HubSpot is far smaller than most of the other players in the SFA space, but it has started coming on strong with simple, very capable solutions. A complete newcomer to the awards stage, HubSpot offers “an innovative play designed for smaller firms,” according to Jim Dickie, a partner at Sales Mastery. “It has a freemium model that you can build off with additional modules.” Lager also likes HubSpot’s business model, centered on offering a suite of products that can stand alone or be combined in a much larger bundle.
Microsoft bought LinkedIn in 2016, and since then, it has put lots of resources into making LinkedIn Sales Navigator the powerful sales tool that it is. “As Microsoft further integrates its LinkedIn capabilities, it now has a lot to offer in the SFA arena,” observes Rebecca Wettemann, CEO and principal of Valoir. But LinkedIn isn’t all that Microsoft has to offer in the SFA space. Its Dynamics CRM 365 solutions come with “full functionality” and a good partner network that further extends its capabilities, she says.

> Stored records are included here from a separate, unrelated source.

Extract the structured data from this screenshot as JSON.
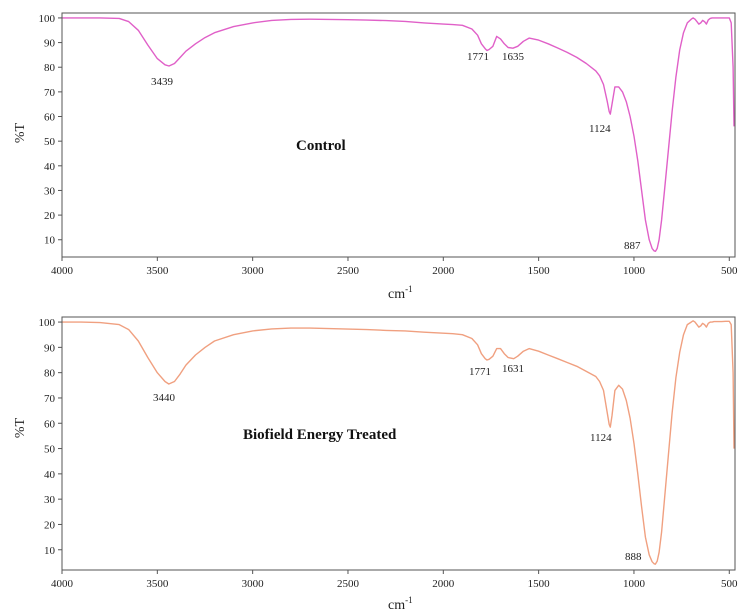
{
  "chart_data": [
    {
      "type": "line",
      "title": "Control",
      "xlabel": "cm",
      "xlabel_sup": "-1",
      "ylabel": "%T",
      "xlim": [
        4000,
        470
      ],
      "ylim": [
        3,
        102
      ],
      "x_ticks": [
        4000,
        3500,
        3000,
        2500,
        2000,
        1500,
        1000,
        500
      ],
      "y_ticks": [
        10,
        20,
        30,
        40,
        50,
        60,
        70,
        80,
        90,
        100
      ],
      "grid": false,
      "series": [
        {
          "color": "#e060c8",
          "x": [
            4000,
            3900,
            3800,
            3700,
            3650,
            3600,
            3550,
            3500,
            3460,
            3439,
            3410,
            3380,
            3350,
            3300,
            3250,
            3200,
            3100,
            3000,
            2900,
            2800,
            2700,
            2600,
            2500,
            2400,
            2300,
            2200,
            2100,
            2000,
            1950,
            1900,
            1850,
            1820,
            1800,
            1780,
            1771,
            1760,
            1740,
            1720,
            1700,
            1680,
            1660,
            1635,
            1610,
            1580,
            1550,
            1500,
            1450,
            1400,
            1350,
            1300,
            1250,
            1200,
            1180,
            1160,
            1140,
            1130,
            1124,
            1115,
            1100,
            1080,
            1060,
            1040,
            1020,
            1000,
            980,
            960,
            940,
            920,
            905,
            895,
            887,
            878,
            868,
            855,
            840,
            820,
            800,
            780,
            760,
            740,
            720,
            700,
            690,
            680,
            670,
            660,
            650,
            640,
            630,
            620,
            610,
            600,
            590,
            580,
            560,
            540,
            520,
            500,
            490,
            480,
            475
          ],
          "y": [
            100,
            100,
            100,
            99.8,
            98.5,
            95,
            89,
            83.5,
            81,
            80.5,
            81.5,
            84,
            86.5,
            89.5,
            92,
            94,
            96.5,
            98,
            99,
            99.4,
            99.5,
            99.4,
            99.3,
            99.1,
            98.9,
            98.6,
            98,
            97.5,
            97.3,
            97,
            95.5,
            93,
            89.5,
            87.5,
            86.8,
            87.2,
            88.5,
            92.5,
            91.5,
            89.5,
            88,
            87.7,
            88.5,
            90.5,
            91.8,
            91,
            89.5,
            87.8,
            86,
            84,
            81.5,
            78.5,
            76.5,
            73,
            66,
            62,
            61,
            65,
            72,
            72,
            70,
            66,
            60,
            52,
            42,
            30,
            18,
            10,
            6.5,
            5.5,
            5.3,
            6.5,
            10,
            18,
            30,
            46,
            62,
            76,
            87,
            94,
            98,
            99.5,
            100,
            99.5,
            98.5,
            97.5,
            98,
            99,
            98.5,
            97.5,
            99.2,
            99.8,
            100,
            100,
            100,
            100,
            100,
            100,
            98,
            80,
            56
          ]
        }
      ],
      "annotations": [
        "3439",
        "1771",
        "1635",
        "1124",
        "887"
      ]
    },
    {
      "type": "line",
      "title": "Biofield Energy Treated",
      "xlabel": "cm",
      "xlabel_sup": "-1",
      "ylabel": "%T",
      "xlim": [
        4000,
        470
      ],
      "ylim": [
        2,
        102
      ],
      "x_ticks": [
        4000,
        3500,
        3000,
        2500,
        2000,
        1500,
        1000,
        500
      ],
      "y_ticks": [
        10,
        20,
        30,
        40,
        50,
        60,
        70,
        80,
        90,
        100
      ],
      "grid": false,
      "series": [
        {
          "color": "#f0a080",
          "x": [
            4000,
            3900,
            3800,
            3700,
            3650,
            3600,
            3550,
            3500,
            3460,
            3440,
            3410,
            3380,
            3350,
            3300,
            3250,
            3200,
            3100,
            3000,
            2900,
            2800,
            2700,
            2600,
            2500,
            2400,
            2300,
            2200,
            2100,
            2000,
            1950,
            1900,
            1850,
            1820,
            1800,
            1780,
            1771,
            1760,
            1740,
            1720,
            1700,
            1680,
            1660,
            1631,
            1610,
            1580,
            1550,
            1500,
            1450,
            1400,
            1350,
            1300,
            1250,
            1200,
            1180,
            1160,
            1140,
            1130,
            1124,
            1115,
            1100,
            1080,
            1060,
            1040,
            1020,
            1000,
            980,
            960,
            940,
            920,
            905,
            895,
            888,
            878,
            868,
            855,
            840,
            820,
            800,
            780,
            760,
            740,
            720,
            700,
            690,
            680,
            670,
            660,
            650,
            640,
            630,
            620,
            610,
            600,
            590,
            580,
            560,
            540,
            520,
            500,
            490,
            480,
            475
          ],
          "y": [
            100,
            100,
            99.8,
            99,
            97,
            92.5,
            86,
            80,
            76.5,
            75.5,
            76.5,
            79.5,
            83,
            87,
            90,
            92.5,
            95,
            96.5,
            97.3,
            97.6,
            97.6,
            97.4,
            97.2,
            97,
            96.7,
            96.5,
            96,
            95.6,
            95.4,
            95,
            93.5,
            91,
            87.5,
            85.5,
            85,
            85.3,
            86.5,
            89.5,
            89.5,
            87.5,
            86,
            85.5,
            86.5,
            88.5,
            89.5,
            88.5,
            87,
            85.5,
            84,
            82.5,
            80.5,
            78.5,
            76.5,
            73,
            64,
            59.5,
            58.5,
            63,
            73,
            75,
            73.5,
            69,
            62,
            52,
            40,
            27,
            15,
            8,
            5.3,
            4.5,
            4.3,
            5.5,
            9,
            17,
            30,
            47,
            64,
            78,
            88,
            95,
            99,
            100,
            100.5,
            100,
            99,
            98,
            98.5,
            99.5,
            99,
            98,
            99.5,
            100,
            100,
            100.2,
            100.2,
            100.2,
            100.3,
            100.3,
            99,
            80,
            50
          ]
        }
      ],
      "annotations": [
        "3440",
        "1771",
        "1631",
        "1124",
        "888"
      ]
    }
  ]
}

Wang agrees, calling Microsoft “a strong alternative to Salesforce, not just because of its price-to-value ratio but also the rich features and integration to Office 365.”
Oracle is a perennial favorite for its deep capabilities, but this year it is catching the spotlight for other reasons. These include a “growing focus on automation, adaptive intelligence, and next best actions,” according to Wang. Leggett, meanwhile, calls it “the most comprehensive solution for enterprise sales deployments” that is only getting better as Oracle makes “new investments in inside sales solutions and a blending of sales and service capabilities for relationship selling.”
Salesforce has received praise year after year since incorporating its Einstein artificial intelligence technology into the Sales Cloud, and this year was no different. In fact, Wettemann sees Salesforce continuing to lead in the SFA space “with its investments in areas like High Velocity Sales and Einstein-driven coaching.” Wang calls Salesforce “still the gold standard for SFA,” and Dickie names it his top recommendation, largely because of its AI functionality. Salesforce this year has also invested heavily in making the technology more collaborative, highlighted by a partnership with Microsoft that brings Sales Cloud into the Microsoft Teams environment and a partnership with UJET that leverages UJET’s technology for supporting sales-focused communications.